Über den Jahreswechsel beherrschte das Hochwasser, das vor allem viele Bereiche in Norddeutschland betraf, die Schlagzeilen.
27. Dezember: Wie auf einer Warft: Die ehemalige Ziegelei in Jössen. Foto: Dietmar Meier

Petershagen (ddm). Über den Jahreswechsel beherrschte das Hochwasser die Schlagzeilen, das vor allem in Norddeutschland für viel Arbeit für die Feuerwehren, Rettungskräfte und freiwilligen Helfer sorgte. Durch die Niederschläge im November und Dezember waren die oberen Bodenschichten vielerorts bereits so gesättigt, dass die heftigen Niederschläge in der Woche vor Weihnachten kaum noch versickern konnten. Auch entlang Ösper, Aue und Gehle bildeten sich immer mehr Seen auf den angrenzenden Wiesen und Felder. Am Samstag vor Heiligabend begegneten wir in Bad Hopfenberg nachmittags Landwirt Friedrich Wehking, als der dabei war, Heuballen von einer Wiese vor der Kurklinik auf einem Anhänger zum Abtransport zu verladen. Zu diesem Zeitpunkt stand der Pegel Petershagen bei 6,55 m und die Weser hatte sich nördlich der Weserbrücke noch nicht sonderlich über ihr Bett hinaus ausgebreitet. Der Landwirt berichtete, dass die Wiese laut der vorliegenden Informationen am folgenden Tag, Heiligabend, sicher überflutet werden würde. Und er sollte Recht behalten. 24 Stunden später hatte die Weser die Wiese der Kurklinik über eine Senke in den umgebenden Feldern tatsächlich erreicht.

 

Aufnahme vom 25. Dezember. Foto: Dietmar Meier

Wasserwelten

Genau wie im Bereich Bad Hopfenberg machte die Weser auch auf Höhe von Heisterholz von Samstag auf Sonntag (Heiligabend) den entscheidenden Schritt in die Breite. War der Schiffsanleger am Samstag Mittag noch ungehindert erreichbar, war die Fläche zwischen Schiffsanleger und Weserradweg am Tag drauf komplett überspült. Auf Höhe der Ortschaft Petershagen war die Weser in diesem Zeitraum über die Straße Weserpromenade hinaus bis in die Vorgärten der ersten Häuserreihe der Altstadt vorgerückt. Ähnliche Bilder auch ein Stück weiter nördlich, beim Blick von der Pottmühle in Richtung Jössen und Gernheim. Auch hier hatte die Weser am Heiligabend bereits erhebliche Teile der Felder und Wiesen des Wesertales überflutet.

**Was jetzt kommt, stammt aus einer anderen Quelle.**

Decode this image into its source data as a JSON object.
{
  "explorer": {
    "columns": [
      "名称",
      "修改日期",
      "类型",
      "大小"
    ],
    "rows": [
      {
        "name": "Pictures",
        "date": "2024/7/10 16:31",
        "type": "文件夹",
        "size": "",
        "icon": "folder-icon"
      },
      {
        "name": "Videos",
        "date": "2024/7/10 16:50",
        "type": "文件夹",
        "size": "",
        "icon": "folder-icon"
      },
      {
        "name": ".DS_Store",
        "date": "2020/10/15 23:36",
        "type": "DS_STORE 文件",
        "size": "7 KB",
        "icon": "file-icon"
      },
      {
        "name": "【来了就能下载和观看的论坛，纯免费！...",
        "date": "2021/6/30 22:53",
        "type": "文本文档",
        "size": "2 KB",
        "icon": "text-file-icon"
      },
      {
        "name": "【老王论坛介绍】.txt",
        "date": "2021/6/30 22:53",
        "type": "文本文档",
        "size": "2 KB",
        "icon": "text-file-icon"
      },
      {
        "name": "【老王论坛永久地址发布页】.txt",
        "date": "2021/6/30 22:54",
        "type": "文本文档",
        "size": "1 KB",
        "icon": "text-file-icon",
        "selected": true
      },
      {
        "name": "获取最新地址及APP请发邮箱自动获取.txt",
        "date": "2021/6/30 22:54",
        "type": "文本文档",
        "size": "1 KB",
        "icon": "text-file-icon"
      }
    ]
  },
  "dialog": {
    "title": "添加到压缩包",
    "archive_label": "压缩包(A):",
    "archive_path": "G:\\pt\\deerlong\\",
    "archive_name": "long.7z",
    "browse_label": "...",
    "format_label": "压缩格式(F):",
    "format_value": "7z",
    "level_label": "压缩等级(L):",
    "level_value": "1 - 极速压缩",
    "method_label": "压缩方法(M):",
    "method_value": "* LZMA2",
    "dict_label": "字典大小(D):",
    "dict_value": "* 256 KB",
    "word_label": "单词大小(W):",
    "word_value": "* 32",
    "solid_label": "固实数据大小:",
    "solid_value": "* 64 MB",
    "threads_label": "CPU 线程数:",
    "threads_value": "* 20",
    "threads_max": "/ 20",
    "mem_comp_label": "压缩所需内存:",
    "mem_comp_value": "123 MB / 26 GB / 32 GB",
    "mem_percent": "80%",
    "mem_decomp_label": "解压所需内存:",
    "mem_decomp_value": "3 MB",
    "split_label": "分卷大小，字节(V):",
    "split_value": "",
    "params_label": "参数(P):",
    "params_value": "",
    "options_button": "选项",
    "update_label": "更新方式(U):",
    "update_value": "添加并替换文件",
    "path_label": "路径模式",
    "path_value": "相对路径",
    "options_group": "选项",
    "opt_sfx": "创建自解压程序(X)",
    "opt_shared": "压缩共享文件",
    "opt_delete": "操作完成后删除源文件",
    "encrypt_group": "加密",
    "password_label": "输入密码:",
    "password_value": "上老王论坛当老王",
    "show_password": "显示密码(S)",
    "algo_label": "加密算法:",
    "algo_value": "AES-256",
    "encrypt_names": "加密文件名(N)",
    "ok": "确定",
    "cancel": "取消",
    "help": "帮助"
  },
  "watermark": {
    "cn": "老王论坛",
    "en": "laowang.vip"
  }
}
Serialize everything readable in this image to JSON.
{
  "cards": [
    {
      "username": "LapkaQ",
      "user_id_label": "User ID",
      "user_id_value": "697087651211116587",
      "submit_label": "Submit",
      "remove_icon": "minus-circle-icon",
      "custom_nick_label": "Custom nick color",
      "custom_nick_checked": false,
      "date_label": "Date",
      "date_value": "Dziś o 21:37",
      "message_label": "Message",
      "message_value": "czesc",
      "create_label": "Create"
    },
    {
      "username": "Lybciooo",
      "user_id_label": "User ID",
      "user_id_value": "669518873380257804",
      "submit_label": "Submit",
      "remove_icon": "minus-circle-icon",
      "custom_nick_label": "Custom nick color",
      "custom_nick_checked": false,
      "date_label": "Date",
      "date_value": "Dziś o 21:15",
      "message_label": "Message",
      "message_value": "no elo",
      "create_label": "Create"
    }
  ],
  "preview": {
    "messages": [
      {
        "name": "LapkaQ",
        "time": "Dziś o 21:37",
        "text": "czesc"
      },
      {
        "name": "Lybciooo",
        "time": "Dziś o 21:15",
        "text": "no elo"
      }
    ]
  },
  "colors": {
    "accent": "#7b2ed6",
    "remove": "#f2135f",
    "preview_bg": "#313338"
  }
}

Die Entwicklung einmal in Zahlen dargestellt: von Samstag 6 Uhr bis Sonntag 16.30 Uhr kletterte der Wasserstand am Pegel Petershagen um fast einen Meter, von 6,40 Meter auf 7,33 Meter. Über die Weihnachtstage stieg die Weser weiter an, wenn auch langsamer, bis am Tag nach Weihnachten am Pegel Petershagen morgens um 8 Uhr der Höchststand von 7,74 Meter gemessen wurde. In den Tagen bis Neujahr sank der Wasserstand zunächst langsam, aber kontinuierlich. Der Pegel Petershagen vermeldete am 2. Januar einen Stand von 6,60 Meter. Dann noch mal eine Kehrtwende: weitere Regenfälle sorgten dann für einen erneuten Anstieg auf 7,00 Meter. In den Folgetagen verharrte der Wasserstand auf diesem Niveau. Dann endlich ging das Hochwasser stetig zurück. Am 11. Januar wurde die Hochwassermarke I von 5,86 Meter wieder unterschritten (Hinweis: Die Zahlen bezeichnen nicht die Wassertiefe, sondern den Abstand des Wasserspiegels zum Nullpunkt des Pegels).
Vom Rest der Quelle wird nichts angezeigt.